Un homme, Gregory, décide de prendre des femmes maltraitées par la société et de les emmener dans son antre coupé du monde. Le titre du film reflète exactement ce que sont ces femmes et leurs enfants, c’est-à-dire des personnes qui adhèrent à l’idéologie du monde où règne Gregory. Interprété par Vincent Cassel, cet homme représente un peu tout: un père, un ami, et aussi un tyran autoritaire (l’un ne va pas sans l’autre, forcément). Mais dans son royaume, Grégory prône l’amour et la bienveillance.
Seulement, on se rend vite compte que tout n’est pas rose, qu’on enseigne aux enfants à ne pas interagir avec le monde extérieur, et surtout, qu’ils sont entrainés à tuer au pistolet, avec des répétitions de ce qu’ils doivent dire pour réussir leur coup. Chaque personne tuée est une victoire pour l’enfant qui se voit attribué une petite gommette en étoile comme récompense. En fait, Grégory est une sorte de mercenaire.

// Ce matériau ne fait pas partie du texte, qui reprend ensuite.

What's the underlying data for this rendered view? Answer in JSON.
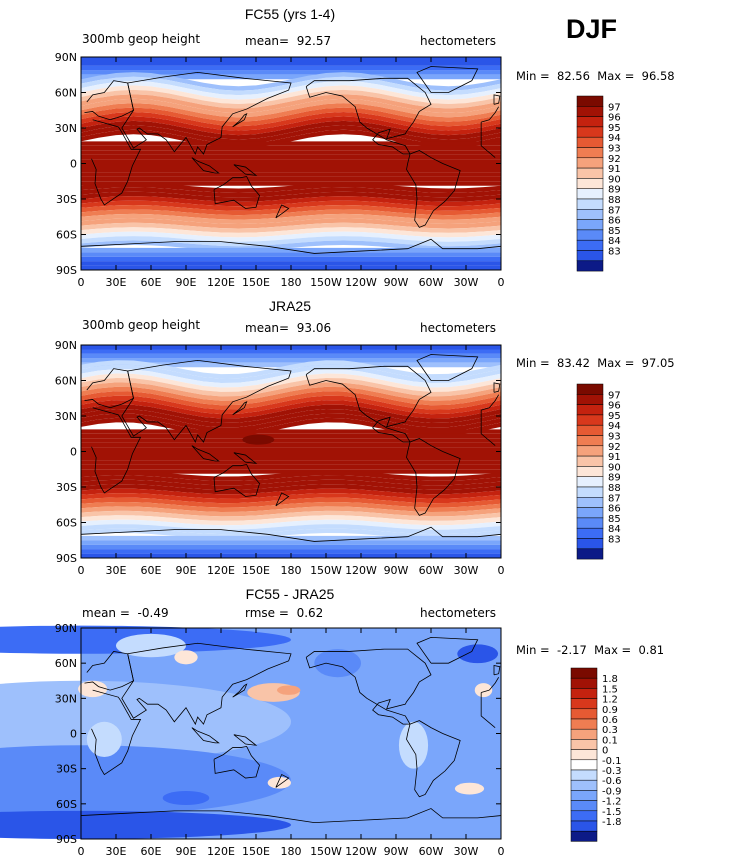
{
  "season": "DJF",
  "colors": {
    "blue_scale": [
      "#0c1a87",
      "#1c3ad0",
      "#2a55e8",
      "#3c6cf5",
      "#5a8af8",
      "#7aa6fb",
      "#9ec0fc",
      "#c4dcfe",
      "#e6f0fe"
    ],
    "red_scale": [
      "#fde6d8",
      "#f9c4a8",
      "#f5a27c",
      "#ef7d52",
      "#e65a33",
      "#d8381c",
      "#c4220f",
      "#a11205",
      "#7a0a00"
    ]
  },
  "panels": [
    {
      "title": "FC55 (yrs 1-4)",
      "left_label": "300mb geop height",
      "mean_label": "mean=",
      "mean_value": "92.57",
      "units": "hectometers",
      "min_label": "Min =",
      "min_value": "82.56",
      "max_label": "Max =",
      "max_value": "96.58",
      "x_ticks": [
        "0",
        "30E",
        "60E",
        "90E",
        "120E",
        "150E",
        "180",
        "150W",
        "120W",
        "90W",
        "60W",
        "30W",
        "0"
      ],
      "y_ticks": [
        "90N",
        "60N",
        "30N",
        "0",
        "30S",
        "60S",
        "90S"
      ],
      "legend_labels": [
        "97",
        "96",
        "95",
        "94",
        "93",
        "92",
        "91",
        "90",
        "89",
        "88",
        "87",
        "86",
        "85",
        "84",
        "83"
      ],
      "legend_colors": [
        "#7a0a00",
        "#a11205",
        "#c4220f",
        "#d8381c",
        "#e65a33",
        "#ef7d52",
        "#f5a27c",
        "#f9c4a8",
        "#fde6d8",
        "#e6f0fe",
        "#c4dcfe",
        "#9ec0fc",
        "#7aa6fb",
        "#5a8af8",
        "#3c6cf5",
        "#2a55e8",
        "#0c1a87"
      ]
    },
    {
      "title": "JRA25",
      "left_label": "300mb geop height",
      "mean_label": "mean=",
      "mean_value": "93.06",
      "units": "hectometers",
      "min_label": "Min =",
      "min_value": "83.42",
      "max_label": "Max =",
      "max_value": "97.05",
      "x_ticks": [
        "0",
        "30E",
        "60E",
        "90E",
        "120E",
        "150E",
        "180",
        "150W",
        "120W",
        "90W",
        "60W",
        "30W",
        "0"
      ],
      "y_ticks": [
        "90N",
        "60N",
        "30N",
        "0",
        "30S",
        "60S",
        "90S"
      ],
      "legend_labels": [
        "97",
        "96",
        "95",
        "94",
        "93",
        "92",
        "91",
        "90",
        "89",
        "88",
        "87",
        "86",
        "85",
        "84",
        "83"
      ],
      "legend_colors": [
        "#7a0a00",
        "#a11205",
        "#c4220f",
        "#d8381c",
        "#e65a33",
        "#ef7d52",
        "#f5a27c",
        "#f9c4a8",
        "#fde6d8",
        "#e6f0fe",
        "#c4dcfe",
        "#9ec0fc",
        "#7aa6fb",
        "#5a8af8",
        "#3c6cf5",
        "#2a55e8",
        "#0c1a87"
      ]
    },
    {
      "title": "FC55 - JRA25",
      "left_label": "mean =",
      "left_value": "-0.49",
      "mean_label": "rmse =",
      "mean_value": "0.62",
      "units": "hectometers",
      "min_label": "Min =",
      "min_value": "-2.17",
      "max_label": "Max =",
      "max_value": "0.81",
      "x_ticks": [
        "0",
        "30E",
        "60E",
        "90E",
        "120E",
        "150E",
        "180",
        "150W",
        "120W",
        "90W",
        "60W",
        "30W",
        "0"
      ],
      "y_ticks": [
        "90N",
        "60N",
        "30N",
        "0",
        "30S",
        "60S",
        "90S"
      ],
      "legend_labels": [
        "1.8",
        "1.5",
        "1.2",
        "0.9",
        "0.6",
        "0.3",
        "0.1",
        "0",
        "-0.1",
        "-0.3",
        "-0.6",
        "-0.9",
        "-1.2",
        "-1.5",
        "-1.8"
      ],
      "legend_colors": [
        "#7a0a00",
        "#a11205",
        "#c4220f",
        "#d8381c",
        "#e65a33",
        "#ef7d52",
        "#f5a27c",
        "#f9c4a8",
        "#fde6d8",
        "#ffffff",
        "#c4dcfe",
        "#9ec0fc",
        "#7aa6fb",
        "#5a8af8",
        "#3c6cf5",
        "#2a55e8",
        "#0c1a87"
      ]
    }
  ]
}
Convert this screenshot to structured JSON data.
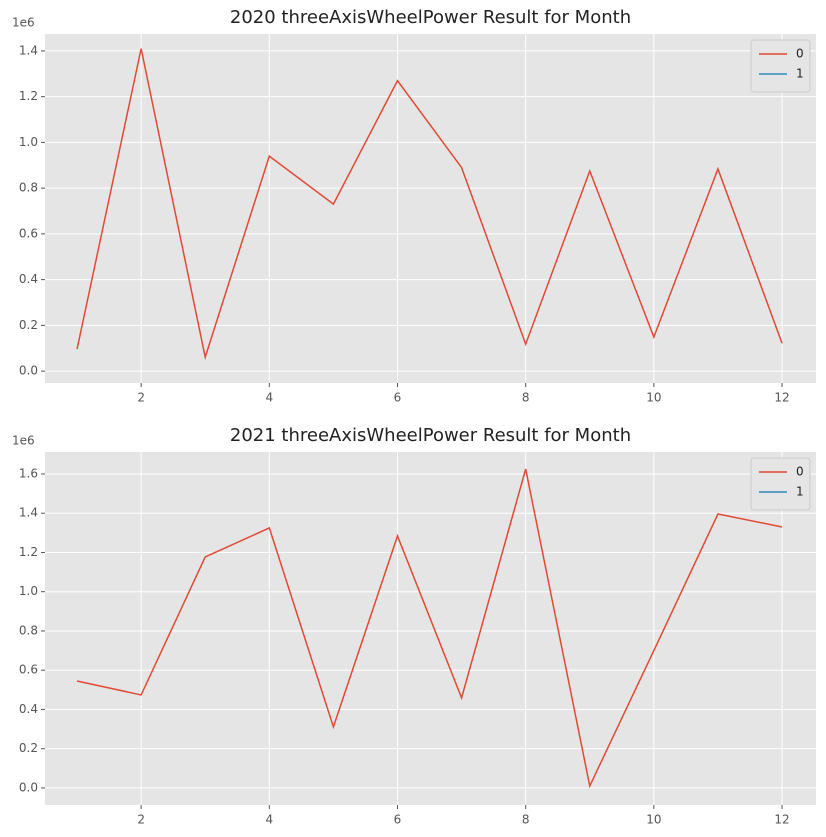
{
  "chart_data": [
    {
      "type": "line",
      "title": "2020 threeAxisWheelPower Result for Month",
      "offset_label": "1e6",
      "x": [
        1,
        2,
        3,
        4,
        5,
        6,
        7,
        8,
        9,
        10,
        11,
        12
      ],
      "series": [
        {
          "name": "0",
          "color": "#e24a33",
          "values": [
            0.096,
            1.41,
            0.061,
            0.94,
            0.73,
            1.27,
            0.89,
            0.118,
            0.875,
            0.149,
            0.884,
            0.122
          ]
        },
        {
          "name": "1",
          "color": "#348abd",
          "values": [
            null,
            null,
            null,
            null,
            null,
            null,
            null,
            null,
            null,
            null,
            null,
            null
          ]
        }
      ],
      "xlim": [
        0.5,
        12.53
      ],
      "xticks": [
        2,
        4,
        6,
        8,
        10,
        12
      ],
      "ylim": [
        -0.052,
        1.474
      ],
      "yticks": [
        {
          "value": 0,
          "label": "0.0"
        },
        0.2,
        0.4,
        0.6,
        0.8,
        {
          "value": 1,
          "label": "1.0"
        },
        1.2,
        1.4
      ],
      "grid": true,
      "legend": "upper right"
    },
    {
      "type": "line",
      "title": "2021 threeAxisWheelPower Result for Month",
      "offset_label": "1e6",
      "x": [
        1,
        2,
        3,
        4,
        5,
        6,
        7,
        8,
        9,
        10,
        11,
        12
      ],
      "series": [
        {
          "name": "0",
          "color": "#e24a33",
          "values": [
            0.545,
            0.474,
            1.177,
            1.325,
            0.311,
            1.284,
            0.459,
            1.625,
            0.01,
            0.7,
            1.396,
            1.33
          ]
        },
        {
          "name": "1",
          "color": "#348abd",
          "values": [
            null,
            null,
            null,
            null,
            null,
            null,
            null,
            null,
            null,
            null,
            null,
            null
          ]
        }
      ],
      "xlim": [
        0.5,
        12.53
      ],
      "xticks": [
        2,
        4,
        6,
        8,
        10,
        12
      ],
      "ylim": [
        -0.087,
        1.712
      ],
      "yticks": [
        {
          "value": 0,
          "label": "0.0"
        },
        0.2,
        0.4,
        0.6,
        0.8,
        {
          "value": 1,
          "label": "1.0"
        },
        1.2,
        1.4,
        1.6
      ],
      "grid": true,
      "legend": "upper right"
    }
  ]
}
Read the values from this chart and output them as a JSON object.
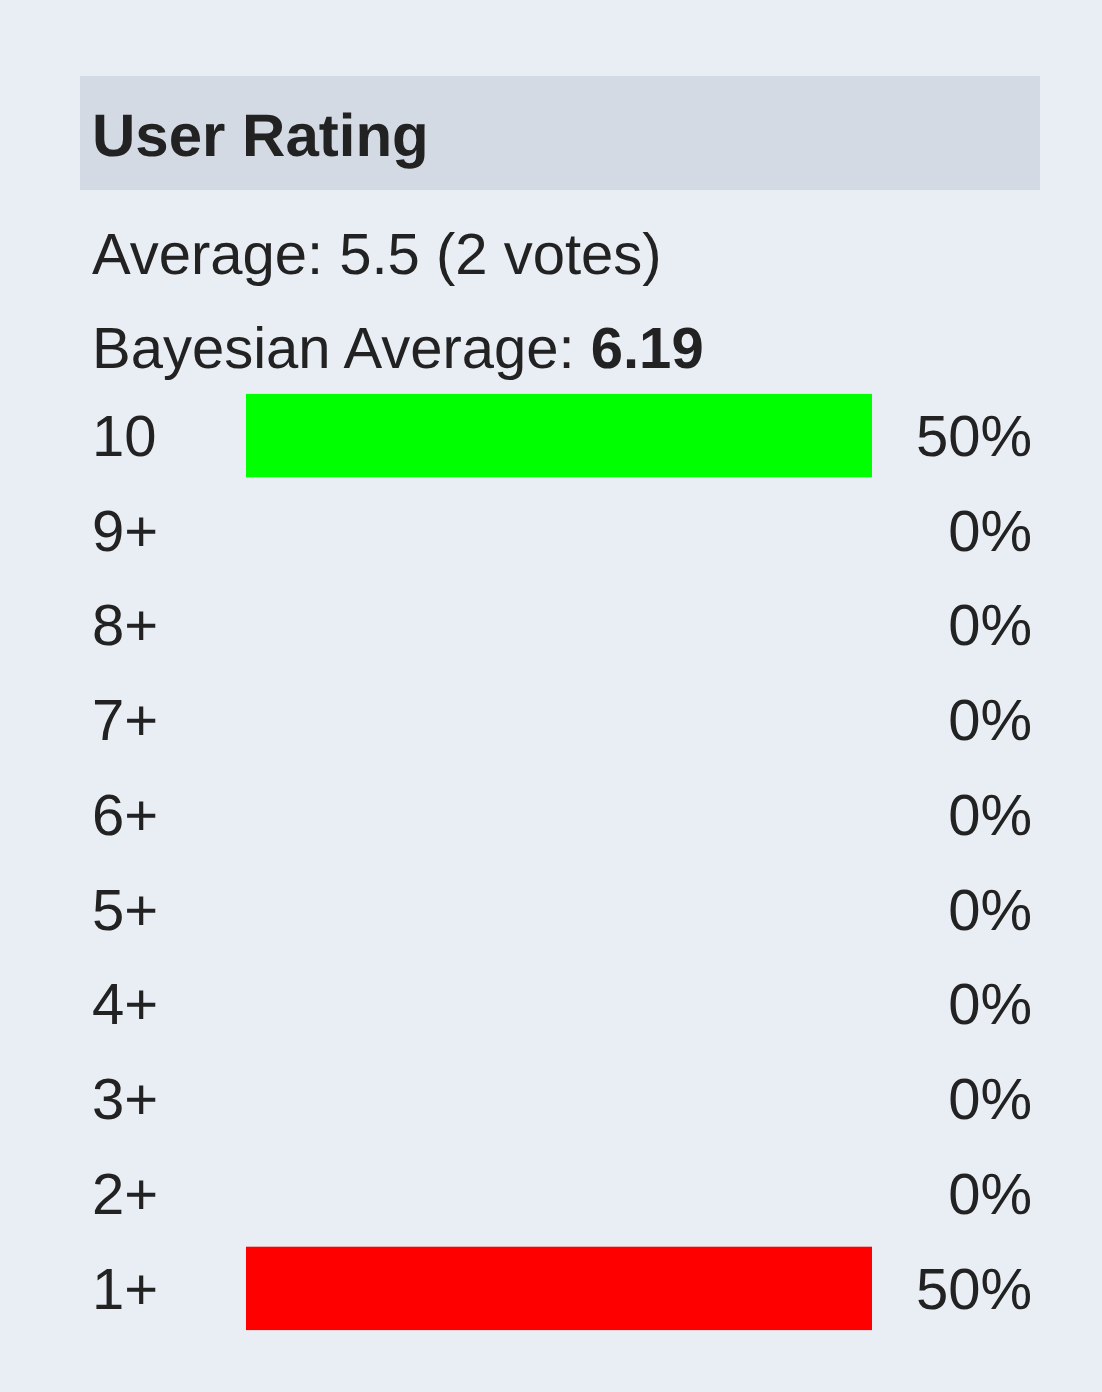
{
  "chart_data": {
    "type": "bar",
    "orientation": "horizontal",
    "title": "User Rating",
    "subtitle": "Average: 5.5 (2 votes)",
    "annotations": [
      "Bayesian Average: 6.19"
    ],
    "categories": [
      "10",
      "9+",
      "8+",
      "7+",
      "6+",
      "5+",
      "4+",
      "3+",
      "2+",
      "1+"
    ],
    "values": [
      50,
      0,
      0,
      0,
      0,
      0,
      0,
      0,
      0,
      50
    ],
    "colors": [
      "#00ff00",
      null,
      null,
      null,
      null,
      null,
      null,
      null,
      null,
      "#ff0000"
    ],
    "value_labels": [
      "50%",
      "0%",
      "0%",
      "0%",
      "0%",
      "0%",
      "0%",
      "0%",
      "0%",
      "50%"
    ]
  }
}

Le reproche que je peux comprendre est d’avoir laissé trop de plans suggestifs, tous comme les personnages. On devine ce qu’ils pensent mais rien n’est jamais expliqué clairement. On reste à la surface. Néanmoins, ça peut aussi être une force puisque ça a l’avantage de créer une atmosphère pesante, chargée de sous-entendu. D’ailleurs la fin joue clairement dessus avec le dernier plan. Le film appuie sur le sentiment d’isolation, ce petit paradis perdu filmé en quasi huis-clos.
La mise en scène pose une atmosphère lourde, à la limite du thriller pour bien ressentir l’enjeu psychologique du film. C’est sombre, dans un environnement pas très chaleureux, rythmé par des plans plutôt longs sur les personnages, là encore pour montrer les émotions qui les traversent puisque tout est implicite.
La deuxième partie est filmée du point de vue de l’aîné des enfants, Alexandre, 11 ans. Un jour, Grégory recrute une maman et son enfant. Le petit Léo défie l’autorité de Grégory et là, le monde se fissure pour Alexandre qui a l’âge de commencer à penser par lui-même et à se poser des questions sur la normalité de ses actes. Tout n’est pas manichéen, comme on le lui a appris. Alexandre entre dans une rébellion passive envers Grégory, contre son autorité et ses idéaux.
Ce film me fait beaucoup réfléchir parce qu’on voit bien qu’il les aime ces enfants, qu’il leur donne tout ce qu’il peut. J’ai pensé un moment qu’il était peut-être pédophile, mais il n’a aucun geste ou regard lubrique envers eux, qui montre que c’est le cas. Donc l’hypothèse d’amour pour un but sexuel est réfutée. A quoi bon les protéger en les enfermant si c’est pour les envoyer au casse-pipe ? En outre, on voit dans une scène de karaoké à la Mommy (c’est quoi cet engouement pour le karaoké d’ailleurs ? Quand je chante du Carlos devant des gens, y’as pas autant d’émotion qui passe, c’est moi qui vous le dis), où les enfants chantent, et un plan sur Grégory nous montre qu’il est ému en les voyant comme ça, heureux, il en a les larmes aux yeux.
Vincent Cassel qu’on a vu dernièrement dans la superprod’ de la Belle et la bête revient en puissance dans un petit film indépendant. Il fait ce qu’il fait le mieux en incarnant un personnage à l’allure primitive quoique mystérieux. Jeremy Chabriel aka Alexandre fait aussi une sacrée performance pour un bambin de 11 ans, et je me suis noyée dans ses yeux un nombre incalculable de fois. M’est avis qu’on va revoir ce petit parce qu’avouons-le, ce ne sont pas les acteurs enfants au charisme d’huître qui manquent dans le cinéma.